News

OL exam needs to be re-examined

By Kumudini Hettiarachchi

An item analysis carried out by the Department of Examinations indicates 15% could not get a simple subtraction right in the first question of the mathematics paper at the GCE O/L examination last year.
Even the number of students who got nine straight As has dropped to 2,038 (0.75%) in 2009 when compared to 2008 which had 2,075, explained Commissioner-General Edirisinghe.

Such results should shake the Education Ministry to take a deep and hard look at what has gone wrong, educationists stressed. When asked, Mr. Edirisinghe agreeing says that the authorities need to take a look at the syllabi, the textbooks and also teacher training.

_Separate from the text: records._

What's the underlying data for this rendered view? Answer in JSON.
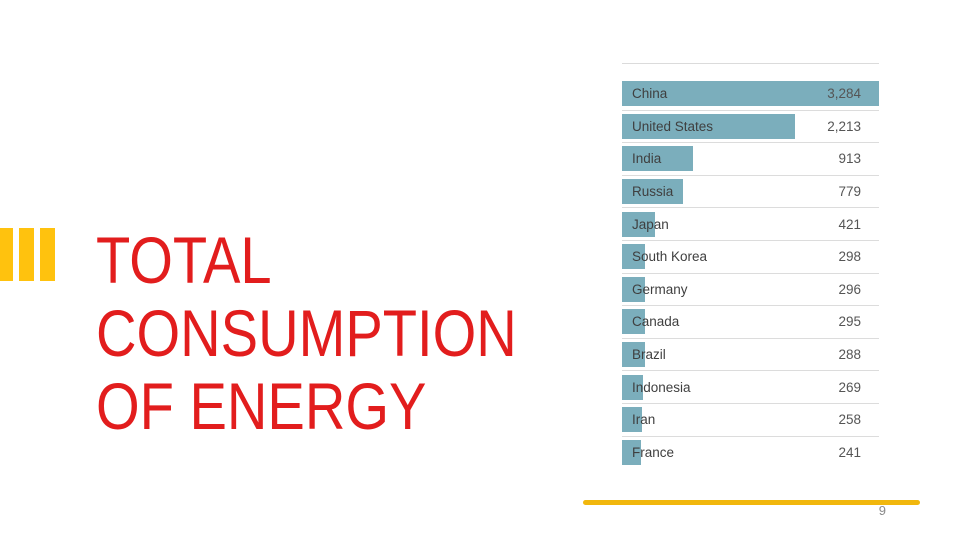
{
  "slide": {
    "title": {
      "lines": [
        "TOTAL",
        "CONSUMPTION",
        "OF ENERGY"
      ],
      "full_text": "TOTAL CONSUMPTION OF ENERGY",
      "color": "#E21D1D"
    },
    "page_number": "9"
  },
  "accent": {
    "title_bars_color": "#FFC20E",
    "footer_line_color": "#F1B70D"
  },
  "chart_data": {
    "type": "bar",
    "orientation": "horizontal",
    "title": "TOTAL CONSUMPTION OF ENERGY",
    "categories": [
      "China",
      "United States",
      "India",
      "Russia",
      "Japan",
      "South Korea",
      "Germany",
      "Canada",
      "Brazil",
      "Indonesia",
      "Iran",
      "France"
    ],
    "values": [
      3284,
      2213,
      913,
      779,
      421,
      298,
      296,
      295,
      288,
      269,
      258,
      241
    ],
    "value_labels": [
      "3,284",
      "2,213",
      "913",
      "779",
      "421",
      "298",
      "296",
      "295",
      "288",
      "269",
      "258",
      "241"
    ],
    "bar_color": "#7BAEBC",
    "label_color": "#3F3F3F",
    "value_color": "#555555",
    "separator_color": "#DCDCDC",
    "xlim": [
      0,
      3284
    ],
    "grid": "row-separator-lines",
    "legend": "none",
    "value_label_position": "right-aligned"
  }
}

Explaining that the government is giving so much for education such as free schooling, free textbooks, free uniform materials and even free meals in some schools, with 2.9% of the GDP being spent on this crucial sector, he says there seems to be a need for a drastic change at the periphery as 4/5th of the schools come under the provincial councils.

The classroom needs to get back to the position it held in the past - a place where the child not only receives knowledge but also develops a well-rounded character. Now knowledge, just one component of a rounded child, is being provided at tuition classes. "School and not the tuition class must be made important with the teachers not just doing a job but a respected vocation," he said.

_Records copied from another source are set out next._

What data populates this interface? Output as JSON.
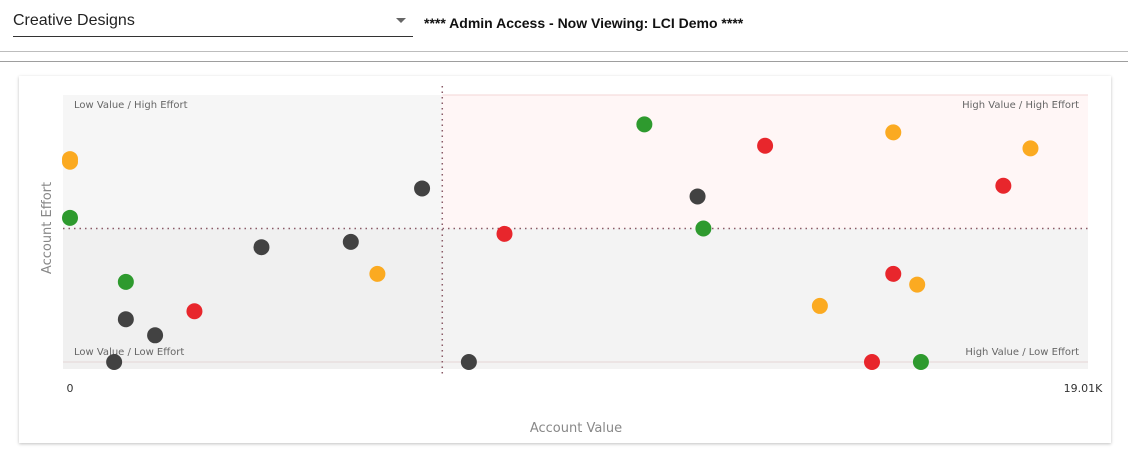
{
  "header": {
    "account_select": "Creative Designs",
    "banner": "**** Admin Access - Now Viewing: LCI Demo ****"
  },
  "chart_data": {
    "type": "scatter",
    "xlabel": "Account Value",
    "ylabel": "Account Effort",
    "x_tick_labels": [
      "0",
      "19.01K"
    ],
    "xlim": [
      0,
      19010
    ],
    "ylim": [
      0,
      100
    ],
    "x_divider": 7000,
    "y_divider": 50,
    "quadrants": {
      "top_left": "Low Value / High Effort",
      "top_right": "High Value / High Effort",
      "bottom_left": "Low Value / Low Effort",
      "bottom_right": "High Value / Low Effort"
    },
    "status_colors": {
      "green": "#2e9a2e",
      "orange": "#fbaa21",
      "red": "#e8262c",
      "dark": "#424242"
    },
    "points": [
      {
        "x": 0,
        "y": 76,
        "status": "orange"
      },
      {
        "x": 0,
        "y": 75,
        "status": "orange"
      },
      {
        "x": 0,
        "y": 54,
        "status": "green"
      },
      {
        "x": 1050,
        "y": 30,
        "status": "green"
      },
      {
        "x": 1050,
        "y": 16,
        "status": "dark"
      },
      {
        "x": 830,
        "y": 0,
        "status": "dark"
      },
      {
        "x": 1600,
        "y": 10,
        "status": "dark"
      },
      {
        "x": 2340,
        "y": 19,
        "status": "red"
      },
      {
        "x": 3600,
        "y": 43,
        "status": "dark"
      },
      {
        "x": 5280,
        "y": 45,
        "status": "dark"
      },
      {
        "x": 5780,
        "y": 33,
        "status": "orange"
      },
      {
        "x": 6620,
        "y": 65,
        "status": "dark"
      },
      {
        "x": 7500,
        "y": 0,
        "status": "dark"
      },
      {
        "x": 8170,
        "y": 48,
        "status": "red"
      },
      {
        "x": 10800,
        "y": 89,
        "status": "green"
      },
      {
        "x": 11800,
        "y": 62,
        "status": "dark"
      },
      {
        "x": 11910,
        "y": 50,
        "status": "green"
      },
      {
        "x": 13070,
        "y": 81,
        "status": "red"
      },
      {
        "x": 14100,
        "y": 21,
        "status": "orange"
      },
      {
        "x": 15080,
        "y": 0,
        "status": "red"
      },
      {
        "x": 15480,
        "y": 86,
        "status": "orange"
      },
      {
        "x": 15480,
        "y": 33,
        "status": "red"
      },
      {
        "x": 15930,
        "y": 29,
        "status": "orange"
      },
      {
        "x": 16000,
        "y": 0,
        "status": "green"
      },
      {
        "x": 17550,
        "y": 66,
        "status": "red"
      },
      {
        "x": 18060,
        "y": 80,
        "status": "orange"
      }
    ]
  }
}
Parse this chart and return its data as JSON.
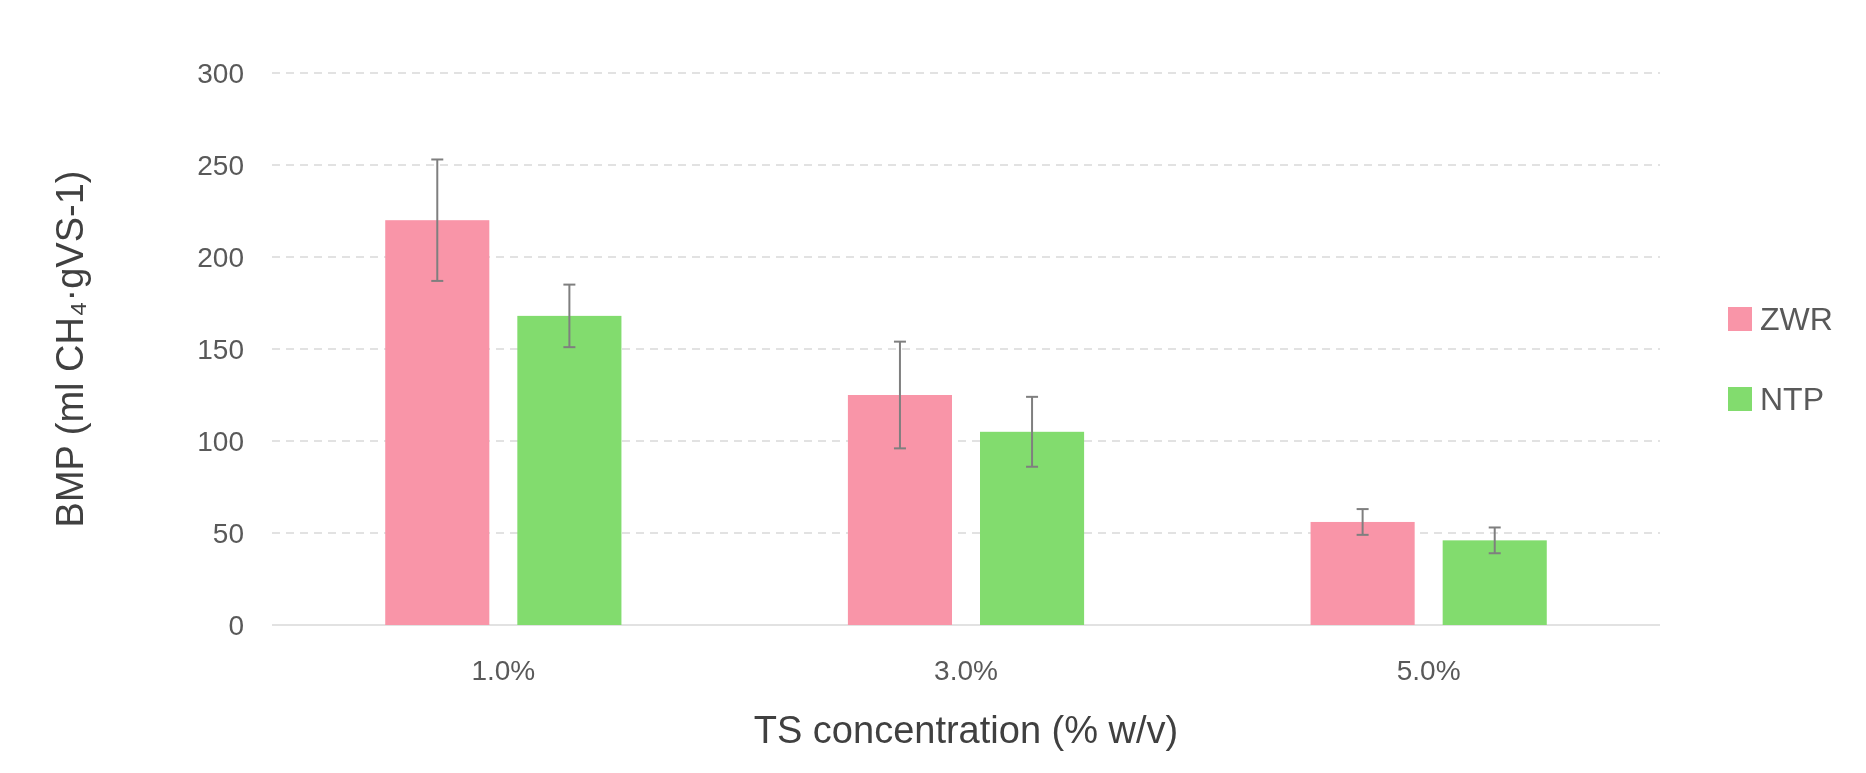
{
  "chart_data": {
    "type": "bar",
    "xlabel": "TS concentration (% w/v)",
    "ylabel": "BMP (ml CH₄·gVS-1)",
    "categories": [
      "1.0%",
      "3.0%",
      "5.0%"
    ],
    "series": [
      {
        "name": "ZWR",
        "color": "#f995a8",
        "values": [
          220,
          125,
          56
        ],
        "errors": [
          33,
          29,
          7
        ]
      },
      {
        "name": "NTP",
        "color": "#82dc6e",
        "values": [
          168,
          105,
          46
        ],
        "errors": [
          17,
          19,
          7
        ]
      }
    ],
    "ylim": [
      0,
      300
    ],
    "yticks": [
      0,
      50,
      100,
      150,
      200,
      250,
      300
    ],
    "grid": "y",
    "legend": "right"
  }
}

Referring to the wide and vast syllabi of all subjects the students have to grapple with, the Commissioner-General recommends that as the OL is a basic examination, they should be cut at least by one third or even one half.

Another progressive step would be to identify the varying talents and capabilities of students around Grade 7 or 8 and develop those through vocational training so that these children will have a skill to get employment, Mr. Edirisinghe said.

Otherwise, children who are good at singing, art, debating, electrical work, masonry, carpentry, etc. have no way to develop such abilities. Automatic promotions in schools push them up and up whether or not they can manage other subjects such as mathematics and language and once they sit for their OLs they are stranded with a "certificate" showing huge failure, the Sunday Times understands.

If, Idiri Dekama under the Mahinda Chinthanaya is to succeed, vocational training and alternative lessons must be introduced, adds Mr. Edirisinghe.

Father allegedly answers daughter's paper

The incidents of malpractice during the O/L examination held in December 2009 have hit 1,600, about 600 more than last year, the Sunday Times learns.

Such incidents range from copying, bringing study notes into the examination hall, impersonation, use of bogus identity cards to assault, intimidation and harassment of other students and wilfully ignoring the supervisors.

Around 1,000 have already been dealt with but 600 may require sterner action such as cancelling the results of the miscreants and barring them from sitting the OL for a few years or even blacklisting them forever, Commissioner-General Anura Edirisinghe says.

There have also been investigations against 15 examinations staff, it is understood. Citing one involving not only a student, but her father who is a teacher and principal, Mr. Edirisinghe says the department had not experienced such a "conspiracy" to allegedly cheat at the exam before.

Three months before the examination, on the pretext of teacher harassment, the student who was in a well-known girls' school in Colombo had faked a suicide attempt. Then her father had appealed for a change in the centre, to one closer to her home. The request had been granted on humanitarian grounds.

Without the knowledge of the Exams Department, the girl had then sat the exam at the centre where allegedly her father's friend was the supervisor with her father too wearing an "official" badge moving in and out of the exam hall, taking the question paper out, answering it and bringing it back to his daughter.
On a tip-off, the Investigations Unit of the department had rushed there to initiate inquires.

Revision can go either way

Nine percent of the students usually apply for re-scrutiny of their answer scripts, it is learnt. Dispelling speculation that only the marks are re-added, the Commissioner General explains that the purpose of re-scrutiny is to evaluate answers or parts of answers not evaluated properly and to correct any errors in computation.

However, he cautions that after re-scrutiny, the result of the student may see "either an upward revision or a downward revision of marks and grades".